General solution of 1D vs 3D wave equations

[yucheng]

TL;DR Summary

N/A

For the 1 dimensional wave equation,

$$\frac{\partial^2 u}{\partial x ^2} - \frac{1}{c^2}\frac{\partial ^2 u }{\partial t^2} = 0$$

$u$ is of the form $u(x \pm ct)$
For the 3 dimensional wave equation however,
$$\nabla ^2 u - \frac{1}{c^2}\frac{\partial ^2 u }{\partial t^2} = 0$$It appears that solutions need not be of the form $u(\vec{k} \cdot \vec{r} - \nu t)$, for instance spherical waves $u = A/r \; \mathrm{exp}[-i(kr - vt)]$

Am I right? Why is it so?

 

[Frabjous]

Conservation of energy. A spherical wave spatial expands so it’s magnitude needs to decrease.

 

[yucheng]

Conservation of energy. A spherical wave spatial expands so it’s magnitude needs to decrease.

But why doesn't it apply to the 1-dimensional case?

 

[Frabjous]

But why doesn't it apply to the 1-dimensional case?

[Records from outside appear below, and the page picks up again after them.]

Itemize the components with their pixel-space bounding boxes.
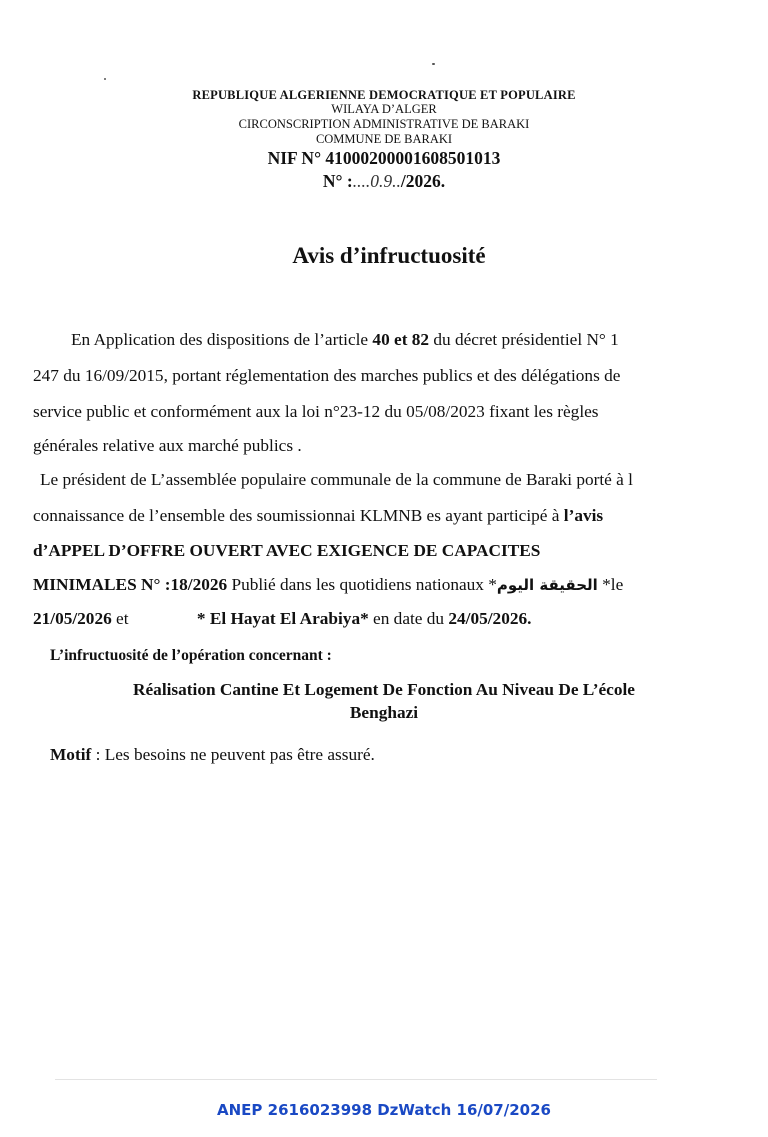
body-line: 247 du 16/09/2015, portant réglementation des marches publics et des délégations de [33,366,621,385]
footer-reference: ANEP 2616023998 DzWatch 16/07/2026 [217,1101,551,1119]
page-title: Avis d’infructuosité [292,243,486,268]
scan-speck [432,63,435,65]
number-suffix: /2026. [400,171,446,191]
operation-line-2: Benghazi [349,703,419,722]
text-run-bold: 24/05/2026. [448,609,532,628]
text-run: du décret présidentiel N° 1 [429,330,619,349]
body-line: service public et conformément aux la loi n°23-12 du 05/08/2023 fixant les règles [33,402,599,421]
number-value: ....0.9.. [352,171,401,191]
header-republic: REPUBLIQUE ALGERIENNE DEMOCRATIQUE ET POPULAIRE [192,88,576,102]
body-line: d’APPEL D’OFFRE OUVERT AVEC EXIGENCE DE CAPACITES [33,541,541,560]
motif-label: Motif [50,745,92,764]
number-prefix: N° : [322,171,353,191]
body-line [71,330,619,350]
text-run: Publié dans les quotidiens nationaux * [227,575,497,594]
header-circonscription: CIRCONSCRIPTION ADMINISTRATIVE DE BARAKI [238,117,530,131]
body-line [33,575,623,595]
text-run-bold: l’avis [563,506,604,525]
scan-edge [55,1079,657,1080]
text-run: En Application des dispositions de l’article [71,330,373,349]
header-commune: COMMUNE DE BARAKI [315,132,453,146]
text-run-bold: MINIMALES N° :18/2026 [33,575,228,594]
text-run-bold: * El Hayat El Arabiya* [196,609,369,628]
text-run: en date du [368,609,449,628]
header-wilaya: WILAYA D’ALGER [331,102,437,116]
body-line: Le président de L’assemblée populaire communale de la commune de Baraki porté à l [40,470,633,489]
scan-speck [104,78,106,80]
body-line [33,506,603,526]
body-line: générales relative aux marché publics . [33,436,302,455]
header-nif: NIF N° 410002000016085010​13 [267,148,501,168]
body-line [33,609,531,629]
text-run-bold: 40 et 82 [372,330,430,349]
text-run: et [111,609,133,628]
arabic-newspaper-name: الحقيقة اليوم [496,576,598,594]
operation-label: L’infructuosité de l’opération concernant : [50,647,332,664]
operation-line-1: Réalisation Cantine Et Logement De Fonction Au Niveau De L’école [133,680,635,699]
header-number [0,171,768,192]
text-run: connaissance de l’ensemble des soumissionnai KLMNB es ayant participé à [33,506,564,525]
motif-line [50,745,375,765]
motif-text: : Les besoins ne peuvent pas être assuré. [91,745,375,764]
text-run-bold: 21/05/2026 [33,609,112,628]
text-run: *le [597,575,624,594]
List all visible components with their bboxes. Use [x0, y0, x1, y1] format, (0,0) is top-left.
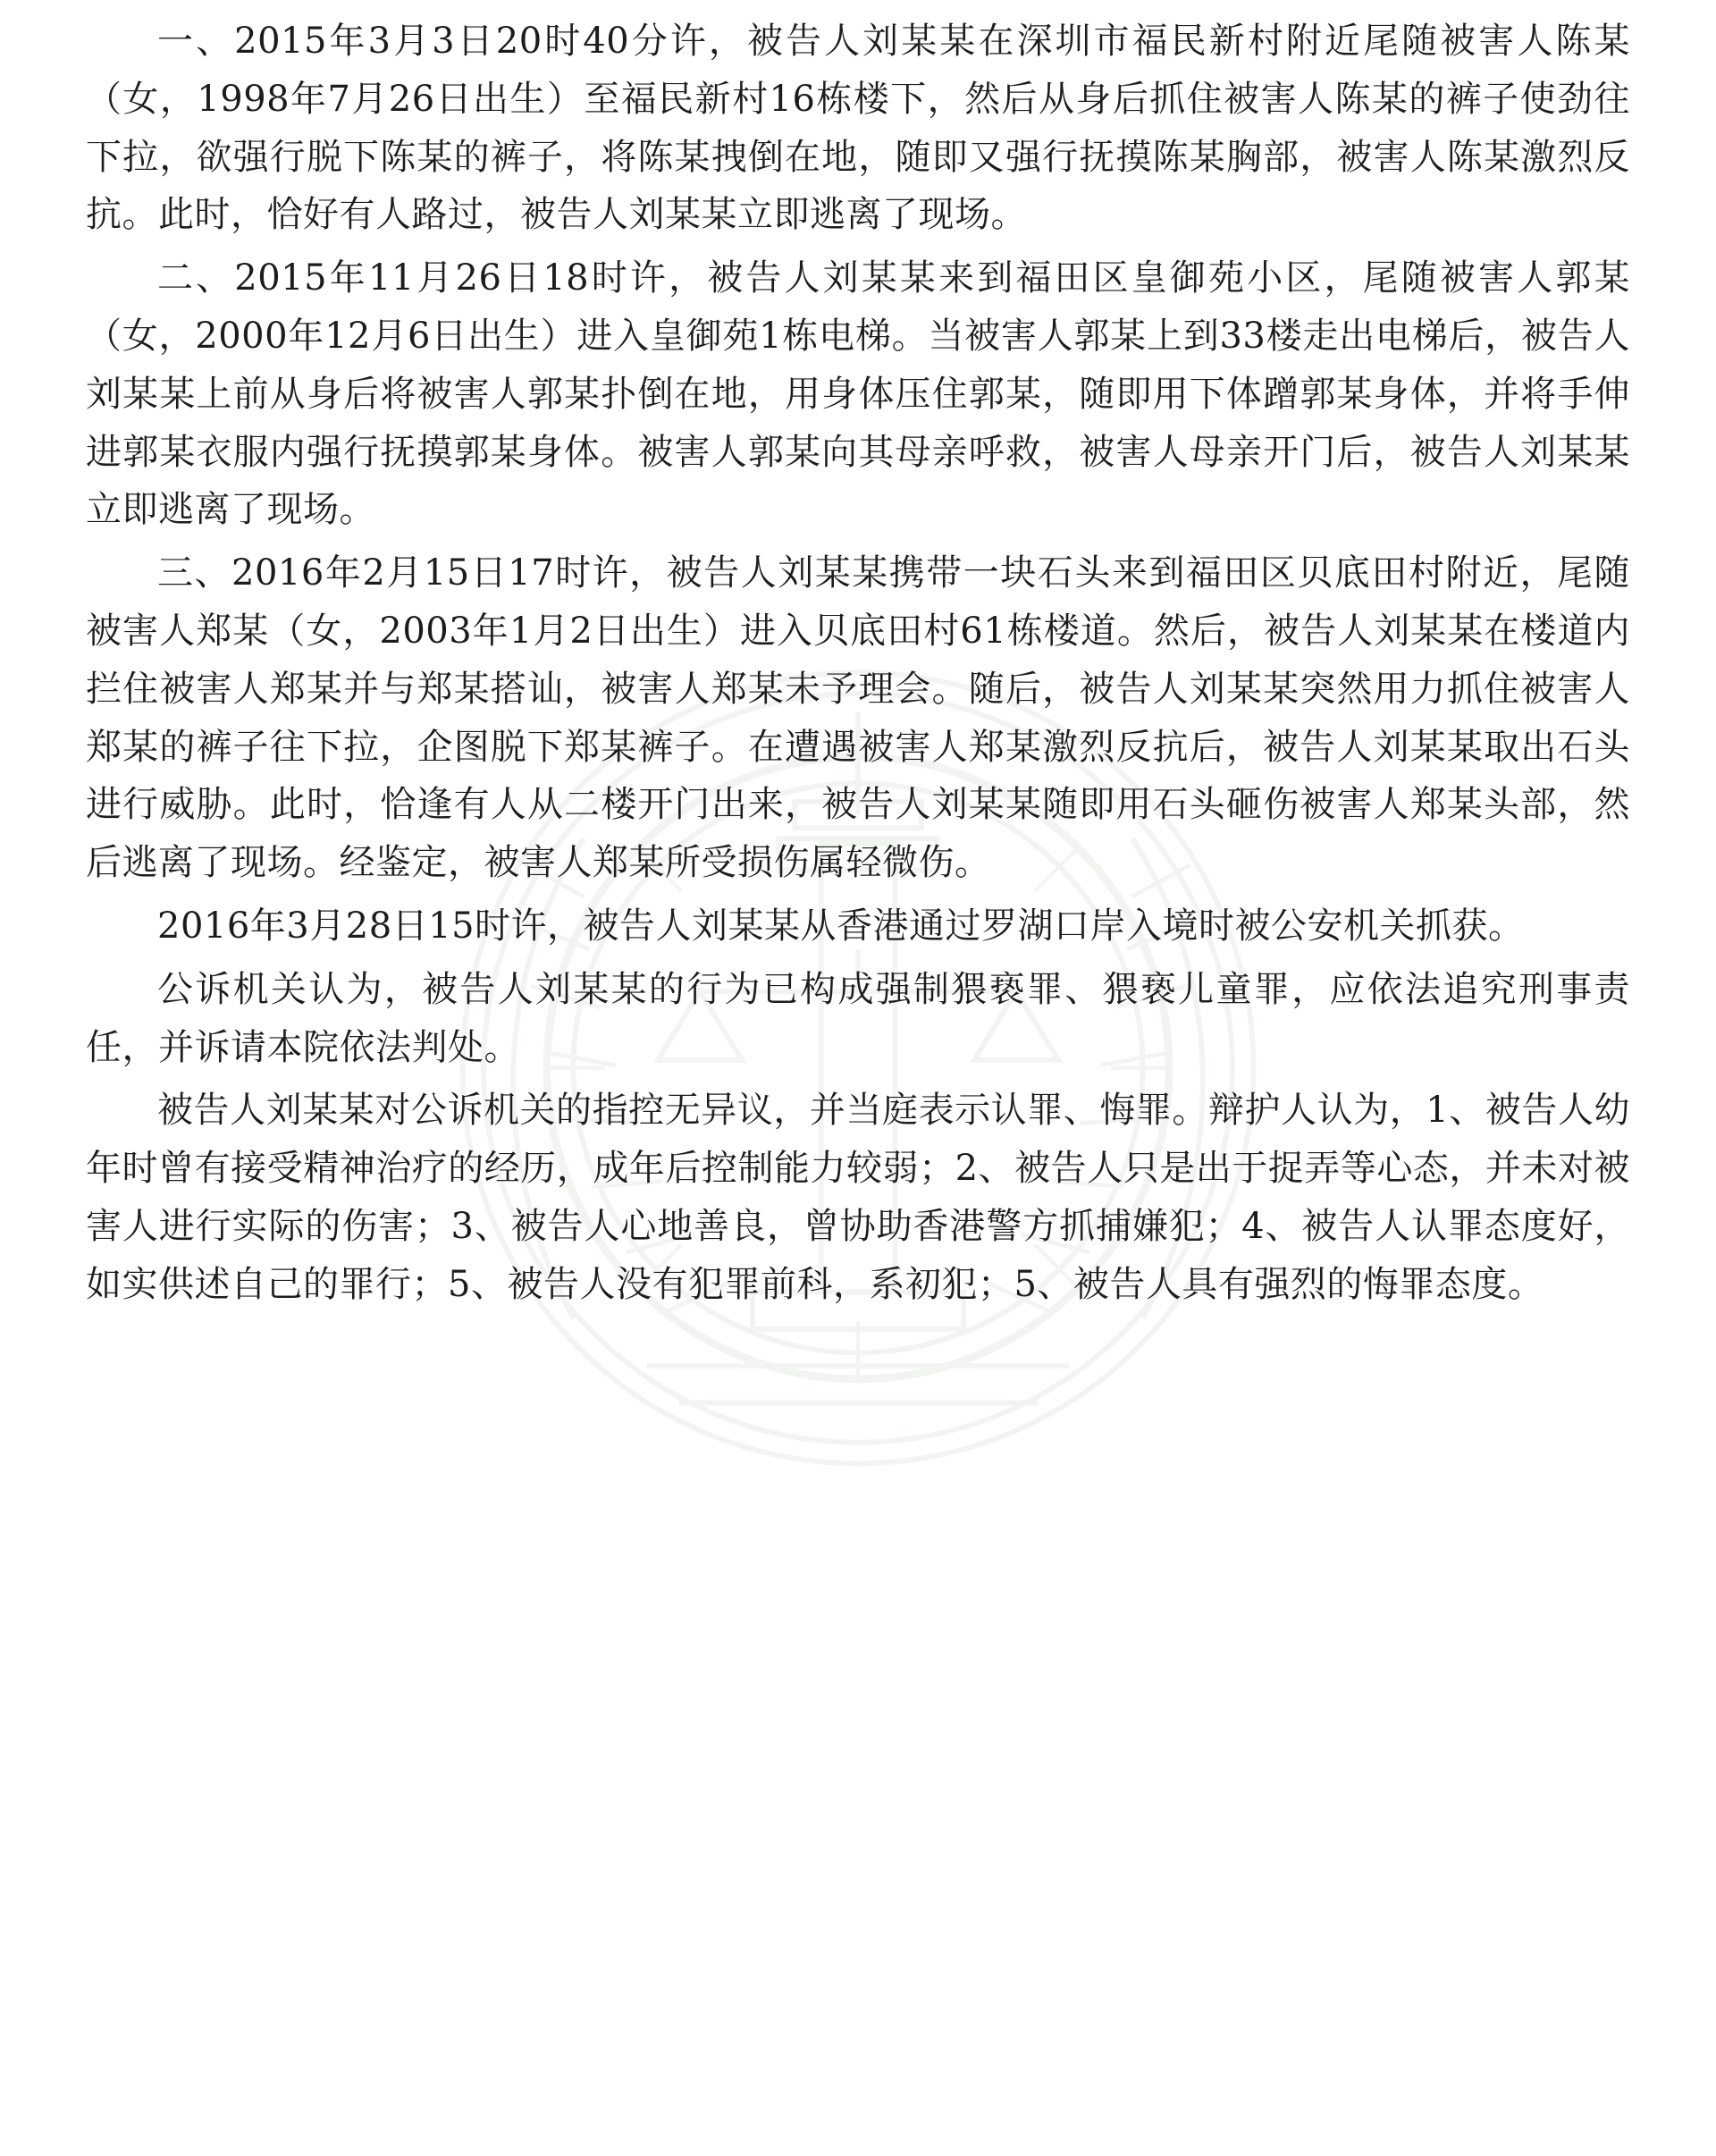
paragraph-fact-item-1: 一、2015年3月3日20时40分许，被告人刘某某在深圳市福民新村附近尾随被害人陈某（女，1998年7月26日出生）至福民新村16栋楼下，然后从身后抓住被害人陈某的裤子使劲往下拉，欲强行脱下陈某的裤子，将陈某拽倒在地，随即又强行抚摸陈某胸部，被害人陈某激烈反抗。此时，恰好有人路过，被告人刘某某立即逃离了现场。	[86, 21, 1630, 236]
paragraph-fact-item-2: 二、2015年11月26日18时许，被告人刘某某来到福田区皇御苑小区，尾随被害人郭某（女，2000年12月6日出生）进入皇御苑1栋电梯。当被害人郭某上到33楼走出电梯后，被告人刘某某上前从身后将被害人郭某扑倒在地，用身体压住郭某，随即用下体蹭郭某身体，并将手伸进郭某衣服内强行抚摸郭某身体。被害人郭某向其母亲呼救，被害人母亲开门后，被告人刘某某立即逃离了现场。	[86, 257, 1630, 531]
paragraph-arrest-statement: 2016年3月28日15时许，被告人刘某某从香港通过罗湖口岸入境时被公安机关抓获。	[157, 905, 1525, 947]
paragraph-defense-opinion: 被告人刘某某对公诉机关的指控无异议，并当庭表示认罪、悔罪。辩护人认为，1、被告人幼年时曾有接受精神治疗的经历，成年后控制能力较弱；2、被告人只是出于捉弄等心态，并未对被害人进行实际的伤害；3、被告人心地善良，曾协助香港警方抓捕嫌犯；4、被告人认罪态度好，如实供述自己的罪行；5、被告人没有犯罪前科，系初犯；5、被告人具有强烈的悔罪态度。	[86, 1090, 1630, 1305]
paragraph-fact-item-3: 三、2016年2月15日17时许，被告人刘某某携带一块石头来到福田区贝底田村附近，尾随被害人郑某（女，2003年1月2日出生）进入贝底田村61栋楼道。然后，被告人刘某某在楼道内拦住被害人郑某并与郑某搭讪，被害人郑某未予理会。随后，被告人刘某某突然用力抓住被害人郑某的裤子往下拉，企图脱下郑某裤子。在遭遇被害人郑某激烈反抗后，被告人刘某某取出石头进行威胁。此时，恰逢有人从二楼开门出来，被告人刘某某随即用石头砸伤被害人郑某头部，然后逃离了现场。经鉴定，被害人郑某所受损伤属轻微伤。	[86, 552, 1630, 884]
paragraph-prosecution-opinion: 公诉机关认为，被告人刘某某的行为已构成强制猥亵罪、猥亵儿童罪，应依法追究刑事责任，并诉请本院依法判处。	[86, 968, 1630, 1068]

Take a distance r from the origin. For a spherical wave, things are spread out on the surface of a sphere with surface area 4πr². On a line, things are still located at a single point.

 

[pasmith]

Summary: N/A

For the 1 dimensional wave equation,

$$\frac{\partial^2 u}{\partial x ^2} - \frac{1}{c^2}\frac{\partial ^2 u }{\partial t^2} = 0$$

$u$ is of the form $u(x \pm ct)$
For the 3 dimensional wave equation however,
$$\nabla ^2 u - \frac{1}{c^2}\frac{\partial ^2 u }{\partial t^2} = 0$$It appears that solutions need not be of the form $u(\vec{k} \cdot \vec{r} - \nu t)$, for instance spherical waves $u = A/r \; \mathrm{exp}[-i(kr - vt)]$

Am I right? Why is it so?

The change of variable $\zeta = x + ct$, $\eta = x - ct$ turns the 1D wave equation into $$\frac{\partial^2 u}{\partial \zeta\,\partial \eta} = 0$$ with general soluton $$u = f(\zeta) + g(\eta) = f(x + ct) + g(x-ct).$$ There is no equivalent of this change of variable in 2 or more spatial dimensions, so other types of solution are possible. In particular, solutions of the form $u(\mathbf{x},t) = f(\mathbf{x})e^{\pm i\omega t}$ are possible where $f$ satisfies $$\nabla^2 f + \frac{\omega^2}{c^2}f = 0.$$ This equation separates in many coordinate systems, and only in cartesians do we get solutions of the form $$f(\mathbf{x}) = \int_{\|\mathbf{k}\| = \omega/c}A(\mathbf{k})e^{i\mathbf{k}\cdot \mathbf{x}}\,dS$$ so that $$u(\mathbf{x},t) = \int_{\|\mathbf{k}\| = \omega/c}A(\mathbf{k})e^{i(\mathbf{k}\cdot \mathbf{x} \pm \omega t)} \,dS.$$ In 3D with spherical symmetry it can be shown that $u(r,t)/r$ satisfies the 1D wave equation, with general solution as above.

 

[yucheng]

1D wave equation

1D wave equation? Really?

 

[yucheng]

1D wave equation? Really?

Oops let me quote it in context...

In 3D with spherical symmetry it can be shown that u(r,t)/r satisfies the 1D wave equation

Should it really be called 1D? I mean after a change of variables from Cartesian to spherical, then taking the partial derivatives with respect to $\theta$ and $\phi$ as zero, we get an ODE, but...

 

[Frabjous]

Should it really be called 1D?

Some people do, some people don’t. You shouldn’t let semantics bother you.